Challenging operational conditions but outlook improves
Operationally, 2016 has been challenging for the extended stay sector, albeit largely restricted to London. Year to date RevPAR (revenue per available room) for London as of October is down 1.7% on the same period in 2015. In contrast regional RevPAR is up 1.2%.
Demand in London, across both extended stay and the wider hotel market, softened over the early part of the year on the back of the Paris terror attacks. While demand recovered during Q2, with overseas business arrivals up 0.7% year-onyear, occupancy on the whole has remained relatively weak. Year to date occupancy, as of October, is down 4.0% on the same period in 2015. Despite the downward pressure on occupancy operators were able to push ADR (average daily rates), which increased 2.3% over the same period.
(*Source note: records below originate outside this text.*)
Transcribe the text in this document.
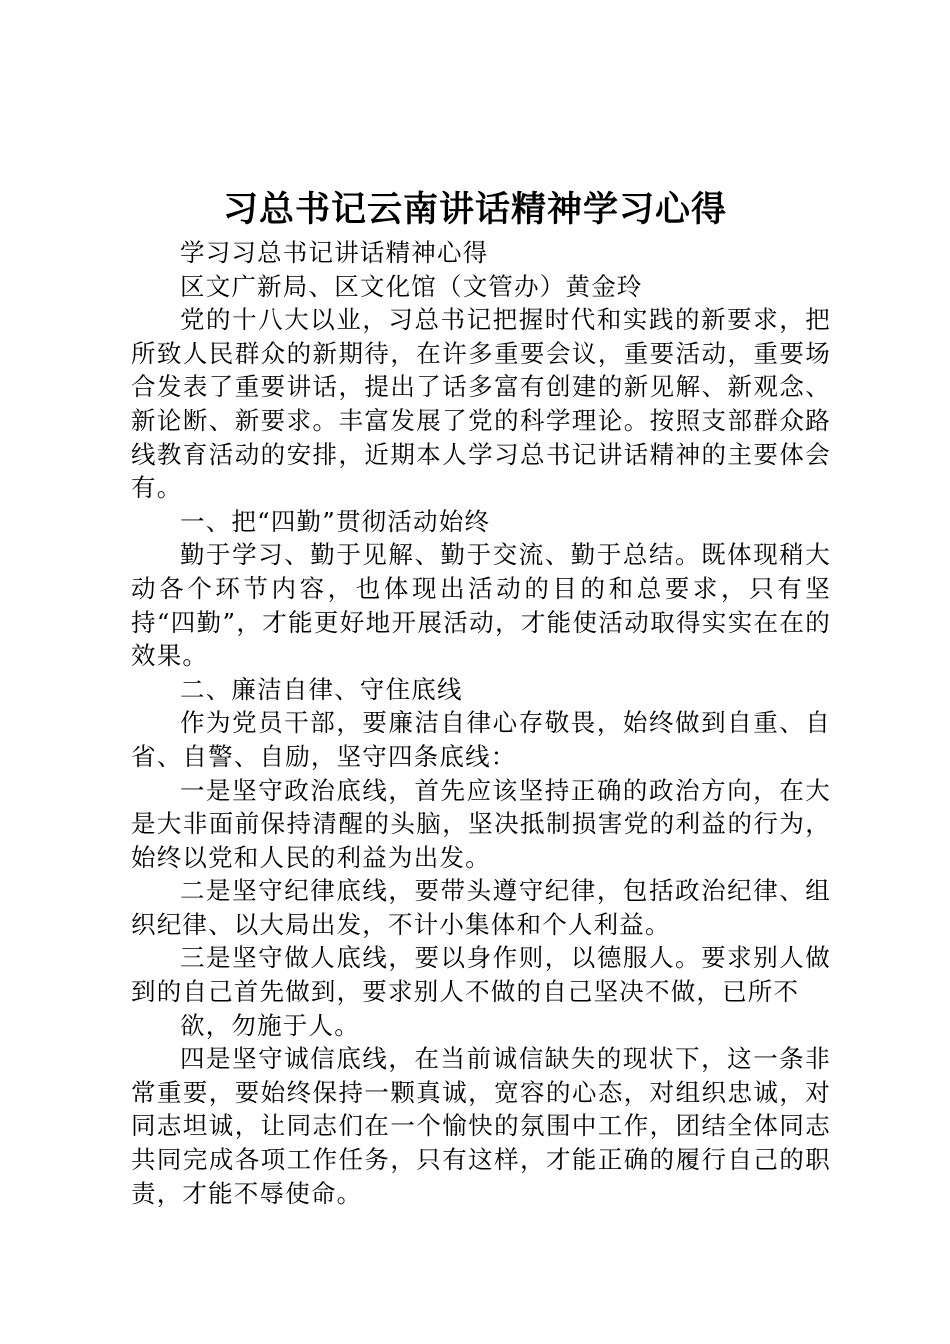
习总书记云南讲话精神学习心得

学习习总书记讲话精神心得

区文广新局、区文化馆（文管办）黄金玲

党的十八大以业，习总书记把握时代和实践的新要求，把所致人民群众的新期待，在许多重要会议，重要活动，重要场合发表了重要讲话，提出了话多富有创建的新见解、新观念、新论断、新要求。丰富发展了党的科学理论。按照支部群众路线教育活动的安排，近期本人学习总书记讲话精神的主要体会有。

一、把“四勤”贯彻活动始终

勤于学习、勤于见解、勤于交流、勤于总结。既体现稍大动各个环节内容，也体现出活动的目的和总要求，只有坚持“四勤”，才能更好地开展活动，才能使活动取得实实在在的效果。

二、廉洁自律、守住底线

作为党员干部，要廉洁自律心存敬畏，始终做到自重、自省、自警、自励，坚守四条底线：

一是坚守政治底线，首先应该坚持正确的政治方向，在大是大非面前保持清醒的头脑，坚决抵制损害党的利益的行为，始终以党和人民的利益为出发。

二是坚守纪律底线，要带头遵守纪律，包括政治纪律、组织纪律、以大局出发，不计小集体和个人利益。

三是坚守做人底线，要以身作则，以德服人。要求别人做到的自己首先做到，要求别人不做的自己坚决不做，已所不

欲，勿施于人。

四是坚守诚信底线，在当前诚信缺失的现状下，这一条非常重要，要始终保持一颗真诚，宽容的心态，对组织忠诚，对同志坦诚，让同志们在一个愉快的氛围中工作，团结全体同志共同完成各项工作任务，只有这样，才能正确的履行自己的职责，才能不辱使命。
However, weaker performance in London is not simply a reflection of softening demand.
Stock absorption issues in London to subside
While weaker growth in overnight arrivals has played a part in dampening occupancy, it has been this, combined with stock expansion, that has been the real issue. Graph 1 details the net balance between supply expansion and overseas visitor arrivals staying more than four nights (used as a proxy of potential demand for extended stay accommodation) benchmarked against changes in occupancy. Periods where supply expansion has outpaced growth in demand correlates with weaker and/or declines in occupancy. 2016 is a prime example of this as London supply increased 4.6% (463 units) whereas demand softened.